The renovations of the men's and women's basketball locker rooms have a total project cost of $5 million, funded entirely through private gifts. Lead donor Larry Pratt's commitment of $2 million during the recent Campaign for Comprehensive Excellence--coupled with other leadership gifts--have enabled UT to fund this project.

This is not Pratt's first leadership gift. In 2006, he made the lead gift for the state-of-the-art Pratt Pavilion practice facility. And in the 1990s, he honored his father, Floyd, by creating an endowed scholarship in his name as a member of the Nathan Dougherty Society. A native of Athens, Tennessee, Pratt currently resides in McLean, Virginia. He graduated from the University of Tennessee's Haslam College of Business in 1973 and serves as chairman and CEO of First Savings Mortgage Corporation, the largest private mortgage banker in Washington D.C.

"The renovation of the locker rooms at Thompson-Boling Arena is another sign of the commitment by the University of Tennessee to compete for championships in basketball," Pratt said. "This investment will benefit our Vol and Lady Vol student-athletes and help Coaches Warlick and Barnes bring future Tennessee greats to Knoxville."

Architects for the renovations are from Studio Four Design, and the general contractor is Johnson & Galyon Construction--both of Knoxville.

Thompson-Boling Arena opened in the fall of 1987 and is now in its 30th year hosting on-campus events. During that time, the venue has welcomed and served more than 24 million patrons.

The University of Tennessee athletics department is one of fewer than 10 departments in the country that receives no funds from state subsidies or taxes.


Prior to the 2007-08 season, UT added a basketball-only practice facility, Pratt Pavilion, which houses two full-size gymnasiums (one for each of the men's and women's basketball teams) as well as an athletic training room, weight room and film-study room.

Construction of Pratt Pavilion also marked the beginning of the "first phase" of renovations to Thompson-Boling Arena. This $19 million phase included the addition of 32 luxury suites located in the north balcony, a loge area just below the suites that includes 166 side court seats, new seats for the entire arena, a $3 million center-hung scoreboard and concourse refurbishments, such as graphics and other amenities.

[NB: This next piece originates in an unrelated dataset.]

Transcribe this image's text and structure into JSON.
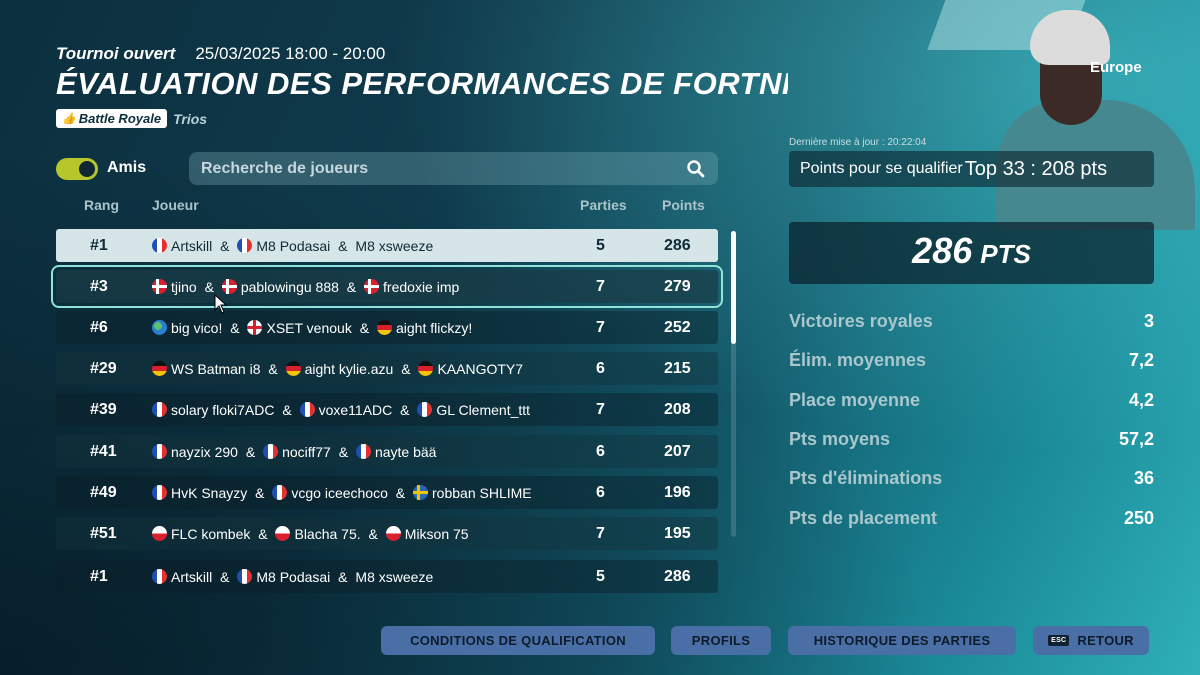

In the "second phase" of Thompson-Boling Arena renovations, the athletics department overhauled the men's and women's basketball offices during the 2010-11 campaign, creating a new and impressive "front door" for both programs.

New to Thompson-Boling Arena for the 2013-14 season was a 360-degree LED ribbon board that runs along the bottom of the upper deck.

In March of 2014, Thompson-Boling Arena became the third college basketball arena to install an LED lighting system, which features fixtures that are smaller, brighter, and up to 85 percent more efficient than conventional arena metal halide lights. The system--developed and manufactured by Oak Ridge-based LED North America at the Tech 20/20 incubator facility in Oak Ridge, Tennessee--incorporates Oak Ridge National Laboratory technology and was installed by Knoxville-based Bandit Lites.

Most recently, the weight room in Pratt Pavilion was renovated and expanded to 4,350 square feet in the summer of 2016. Additions include a full-court-length stretch of synthetic turf, a custom rubber floor, a 40-foot, steel-reinforced throwing wall, six Keiser Functional Trainers, four TRUEStretch Cages, three custom, 10-foot Power Lift pulley units (ideal for taller student-athletes), seven sets of 90-pound PowerBlocks and a zoned, high-powered stereo system.